Mercado

Pelo sétimo pregão seguido, Ibovespa fecha em alta e dólar em queda

A moeda americana caiu a R$ 4,86, o menor patamar em mais de um ano

Painel de ações na B3.
O Ibovespa B3 é o principal índice de ações da bolsa de valores brasileira, a B3.

Ibovespa engata mais uma alta, sustentando patamar acima dos 117 mil pontos, alcançado na última sexta. No fechamento, o índice registrou valorização de 0,27%, a 117.336 pontos.

O índice, que fechou a semana anterior com alta vigorosa, de 4%, no acumulado, estabelece nova alta depois de um início de pregão vacilante, alternando entre os campos negativo e positivo. Com isso, são sete altas consecutivas.

A nova alta vem no bojo da publicação do boletim Focus  desta segunda, com projeção menor para a inflação em 2023, 2024 e 2025.

O dólar também engata seu sétimo pregão seguida de queda. A moeda americana caiu 0,20%, cotada a R$ 4,86. O dólar chegou a operar por um período no campo positivo, subindo a R$ 4,88, mas devolveu os ganhos.

Na sexta, o dólar havia registrado seu menor patamar em mais de um ano, renovando o recorde no pregão desta segunda.

Inflação

A média das análises do mercado, divulgada pelo Focus nesta manhã, aponta para um IPCA de 5,42% ao final de 2023, abaixo dos 5,69% projetados na semana anterior.

A expectativa para a inflação foi reduzida depois da divulgação, na quarta da semana passada, do IPCA de maio, que ficou em 0,23%, abaixo da taxa de 0,61% de abril e da projeção do mercado para o mês em questão, que era de 0,33%.

Com isso, as expectativas de alta nos preços para 2024 e 2025 também caíram. Para o ano que vem, a projeção é de alta de 4,04%, contra 4,12% projetado anteriormente. Para 2025, alta de 3,90%. Antes, a projeção estava em 4%.

Juros em foco

Apesar da expectativa de uma inflação menor, a projeção do mercado para os juros segue inalterada. A Selic  deve ficar em 12,5% até o final do ano, 1,25 ponto percentual abaixo do patamar atual.

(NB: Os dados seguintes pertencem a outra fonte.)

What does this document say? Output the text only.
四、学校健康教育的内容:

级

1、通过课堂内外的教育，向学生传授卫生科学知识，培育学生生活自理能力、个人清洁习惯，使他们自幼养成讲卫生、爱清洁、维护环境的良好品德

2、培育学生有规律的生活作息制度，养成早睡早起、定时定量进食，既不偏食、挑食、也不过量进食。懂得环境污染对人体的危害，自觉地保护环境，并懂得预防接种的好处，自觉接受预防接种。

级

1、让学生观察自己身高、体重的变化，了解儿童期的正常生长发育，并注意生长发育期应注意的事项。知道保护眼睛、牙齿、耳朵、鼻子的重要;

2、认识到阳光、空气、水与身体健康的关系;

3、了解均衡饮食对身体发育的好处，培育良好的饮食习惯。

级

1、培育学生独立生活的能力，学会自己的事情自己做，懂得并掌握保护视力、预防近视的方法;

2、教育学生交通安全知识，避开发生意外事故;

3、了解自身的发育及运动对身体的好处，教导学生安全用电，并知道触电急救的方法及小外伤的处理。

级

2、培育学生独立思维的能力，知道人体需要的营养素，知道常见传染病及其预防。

A próxima reunião do Copom acontece nos dias 20 e 21 deste mês.

O Fed se reúne para definir o futuro da política monetária dos EUA, o que impactará as bolsas globais ao longo da semana.

Braskem lidera

As ações da Braskem (BRKM5) lideram os ganhos do Ibovespa por conta da apresentação de uma nova proposta de compra feita pela Unipar, que já tinha feito uma oferta em julho do ano passado.

A gestora americana Apollo, em conjunto com a estatal árabe Adnoc, também fez uma proposta de R$ 37,5 bilhões pelas ações da petroquímica.

Assim, no fim do pregão, os papéis da Braskem avançaram 6,01%, a R$ 27,15.

Commodities seguram ganhos do Ibovespa

Entre as maiores perdas, destaque para empresas ligadas às commodities. A 3R e a Prio, do setor de petróleo, caíram 2,30%, e 3,89%. As empresas sofrem com a queda de 2,75% do preço futuro do petróleo Brent, impactado principalmente por temores relacionados a uma desaceleração econômica e aumento da produção da Chevron.

A Petrobras, porém, vai na direção contrária, com ganhos de 1,75% para as ações preferenciais e de 1,27% para as ordinárias.

Além disso, entre as mineradoras e siderúrgicas, a Vale caiu 1,81%. A CSN perdeu 2,69%. E a CSN Mineração desvalorizou 1,75%.

PIB também impacta bolsa

O relatório Focus mostra também a perspectiva de PIB mais forte em 2023. A projeção de crescimento da economia neste ano subiu pela quinta vez seguida, de 1,68% para 1,84%.

Houve, no entanto, um leve recuo na previsão para 2024, de 1,28% para 1,27%. No cenário para 2024, os agentes financeiros passaram a ver um PIB maior, de 1,70% para 1,80%.